How safe would people’s data be on Mydex’s servers? Or the servers of Mydex’s sub-contractors? What are Mydex’s credentials? Why should Mydex be regarded as a trusted third party? The difficulties of keeping data safe on the web are barely mentioned by Ctrl-Shift, Mydex and BIS, at least when they are promoting midata. It looks as though these three organisations are luring an unwary public into danger.

It is disingenuous to ask “what's really biting you?”. That has been made clear since at least 9 June 2001. It has also been made clear on my blog in about 20 posts starting with this one on 16 November 2011.

“If you set out your questions and concerns I'll try, as I have offered before, to answer them.” But the questions have been set out, they haven’t been answered and your latest offer on Twitter was first deleted and then qualified by subsequent direct messages. Perhaps, in the name of respectability, the public will now be favoured with some answers.
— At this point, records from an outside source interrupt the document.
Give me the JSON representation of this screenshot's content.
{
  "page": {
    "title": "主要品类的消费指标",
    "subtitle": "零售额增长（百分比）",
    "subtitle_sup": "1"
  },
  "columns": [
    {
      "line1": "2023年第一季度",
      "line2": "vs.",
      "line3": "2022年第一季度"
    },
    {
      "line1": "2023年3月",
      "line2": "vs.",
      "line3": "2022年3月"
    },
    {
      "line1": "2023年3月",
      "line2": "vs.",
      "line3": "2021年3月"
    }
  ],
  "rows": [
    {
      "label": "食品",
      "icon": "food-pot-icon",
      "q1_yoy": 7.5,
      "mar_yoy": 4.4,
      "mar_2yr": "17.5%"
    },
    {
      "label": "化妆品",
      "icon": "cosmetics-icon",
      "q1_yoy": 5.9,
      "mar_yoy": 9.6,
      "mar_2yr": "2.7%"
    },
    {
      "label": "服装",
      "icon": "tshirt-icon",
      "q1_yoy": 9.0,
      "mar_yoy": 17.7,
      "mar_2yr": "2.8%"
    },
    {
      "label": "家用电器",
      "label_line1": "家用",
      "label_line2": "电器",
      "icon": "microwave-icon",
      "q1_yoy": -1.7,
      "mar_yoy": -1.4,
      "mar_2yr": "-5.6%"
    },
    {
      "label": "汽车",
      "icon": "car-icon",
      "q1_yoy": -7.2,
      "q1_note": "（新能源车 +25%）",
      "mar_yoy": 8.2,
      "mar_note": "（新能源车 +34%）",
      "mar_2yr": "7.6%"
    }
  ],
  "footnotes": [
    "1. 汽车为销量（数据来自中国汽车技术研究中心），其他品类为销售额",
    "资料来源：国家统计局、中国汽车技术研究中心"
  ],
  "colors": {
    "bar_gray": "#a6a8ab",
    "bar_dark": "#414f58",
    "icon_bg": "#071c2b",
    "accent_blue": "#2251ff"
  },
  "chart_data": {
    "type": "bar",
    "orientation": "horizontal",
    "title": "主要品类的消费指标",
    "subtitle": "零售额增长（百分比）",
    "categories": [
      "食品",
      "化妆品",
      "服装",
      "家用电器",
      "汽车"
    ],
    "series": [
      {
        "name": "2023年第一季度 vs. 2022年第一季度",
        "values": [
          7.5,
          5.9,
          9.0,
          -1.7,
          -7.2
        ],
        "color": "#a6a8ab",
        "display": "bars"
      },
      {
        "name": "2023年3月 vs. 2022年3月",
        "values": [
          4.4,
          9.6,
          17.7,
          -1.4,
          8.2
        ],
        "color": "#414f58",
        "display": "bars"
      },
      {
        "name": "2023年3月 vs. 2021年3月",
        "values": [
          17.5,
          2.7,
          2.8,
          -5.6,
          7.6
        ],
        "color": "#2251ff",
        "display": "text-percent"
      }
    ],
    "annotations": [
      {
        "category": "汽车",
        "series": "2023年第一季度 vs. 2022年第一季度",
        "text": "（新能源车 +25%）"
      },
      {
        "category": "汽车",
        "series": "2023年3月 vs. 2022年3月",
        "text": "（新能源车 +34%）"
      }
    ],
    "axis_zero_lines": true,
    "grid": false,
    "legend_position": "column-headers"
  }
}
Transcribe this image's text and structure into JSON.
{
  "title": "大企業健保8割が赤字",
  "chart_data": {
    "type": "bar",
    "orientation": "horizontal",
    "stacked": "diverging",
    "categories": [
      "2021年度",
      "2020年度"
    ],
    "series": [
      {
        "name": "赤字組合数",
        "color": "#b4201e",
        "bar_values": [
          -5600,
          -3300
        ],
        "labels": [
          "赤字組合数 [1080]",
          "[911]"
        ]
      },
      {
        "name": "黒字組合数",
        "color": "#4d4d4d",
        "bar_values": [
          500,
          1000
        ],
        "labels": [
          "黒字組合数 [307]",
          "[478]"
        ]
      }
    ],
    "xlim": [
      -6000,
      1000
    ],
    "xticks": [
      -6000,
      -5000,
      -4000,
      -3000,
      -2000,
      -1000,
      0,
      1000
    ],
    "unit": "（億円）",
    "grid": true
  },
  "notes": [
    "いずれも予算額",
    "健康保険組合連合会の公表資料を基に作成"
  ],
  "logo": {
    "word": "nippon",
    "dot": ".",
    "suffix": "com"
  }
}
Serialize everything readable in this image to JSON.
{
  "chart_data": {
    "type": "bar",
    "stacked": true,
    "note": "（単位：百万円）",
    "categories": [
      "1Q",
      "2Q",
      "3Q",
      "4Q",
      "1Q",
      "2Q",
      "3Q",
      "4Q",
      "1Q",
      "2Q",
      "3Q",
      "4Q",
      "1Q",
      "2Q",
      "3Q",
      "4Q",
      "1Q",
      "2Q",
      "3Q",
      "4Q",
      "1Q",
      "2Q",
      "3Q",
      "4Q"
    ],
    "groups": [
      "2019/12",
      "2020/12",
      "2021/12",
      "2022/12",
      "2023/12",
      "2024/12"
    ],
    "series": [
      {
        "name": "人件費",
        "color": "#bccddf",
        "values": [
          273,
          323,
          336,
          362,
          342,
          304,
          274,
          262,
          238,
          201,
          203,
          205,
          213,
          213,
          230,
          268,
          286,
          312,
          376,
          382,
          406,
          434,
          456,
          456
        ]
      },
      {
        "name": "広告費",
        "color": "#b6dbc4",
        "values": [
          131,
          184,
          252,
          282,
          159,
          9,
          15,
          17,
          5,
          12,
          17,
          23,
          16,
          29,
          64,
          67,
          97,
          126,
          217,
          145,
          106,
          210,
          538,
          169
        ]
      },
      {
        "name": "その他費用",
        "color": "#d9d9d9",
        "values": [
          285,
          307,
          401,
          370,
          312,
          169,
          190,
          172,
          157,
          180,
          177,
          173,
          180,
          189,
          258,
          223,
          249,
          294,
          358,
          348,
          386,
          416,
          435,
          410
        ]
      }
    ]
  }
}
Re comment @ November 25, 2012 2:34 AM

vendor relationship management: http://en.wikipedia.org/wiki/Vendor_relationship_management

associated: http://www.hmrc.gov.uk/manuals/ctmanual/CTM03710.htm

the quantified self space: http://us1.campaign-archive1.com/?u=aa987c7a122436a4607c471a0&id=77dfccefb5&e=caef247d87

identity providers: http://www.dmossesq.com/2012/11/identity-assurance-convenient-itll-make.html

9 June 2001 (should be 9 June 2011 10:00:31): http://forum.no2id.net/viewtopic.php?f=2&t=35514

16 November 2011: http://www.dmossesq.com/2011/11/ed-davey-problem-solver-midata.html

David

I have offered to speak with you directly. That offer is still open. Having made it, I don't propose to debate your misconceptions here or anywhere else online. I blocked you on Twitter - as I said I would - simply because you chose to continue sniping at me rather than engage in a reasonable conversation, as we have done in the past.

William

Mydex is offering certain services to the public and it makes certain representations about those service in public. Giving users control over their data, for example.

I have raised certain questions in public about those representations (for example, above @ and others listed above @ November 25, 2012 2:34 AM) and the longer Mydex goes without answering them in public, the odder it must look to the public.

I am asking critical questions about midata and Mydex (recommended by you @ November 20, 2012 8:42 AM above) and have been for a year or so now, without any answer.

How could blocking me from your Twitter account stop me from asking those questions? I trust that the strategies adopted in midata and Mydex are more effective.

Answers. In public. Highly recommended. Good strategy. Worthy of the name "VRM". Credentials, please.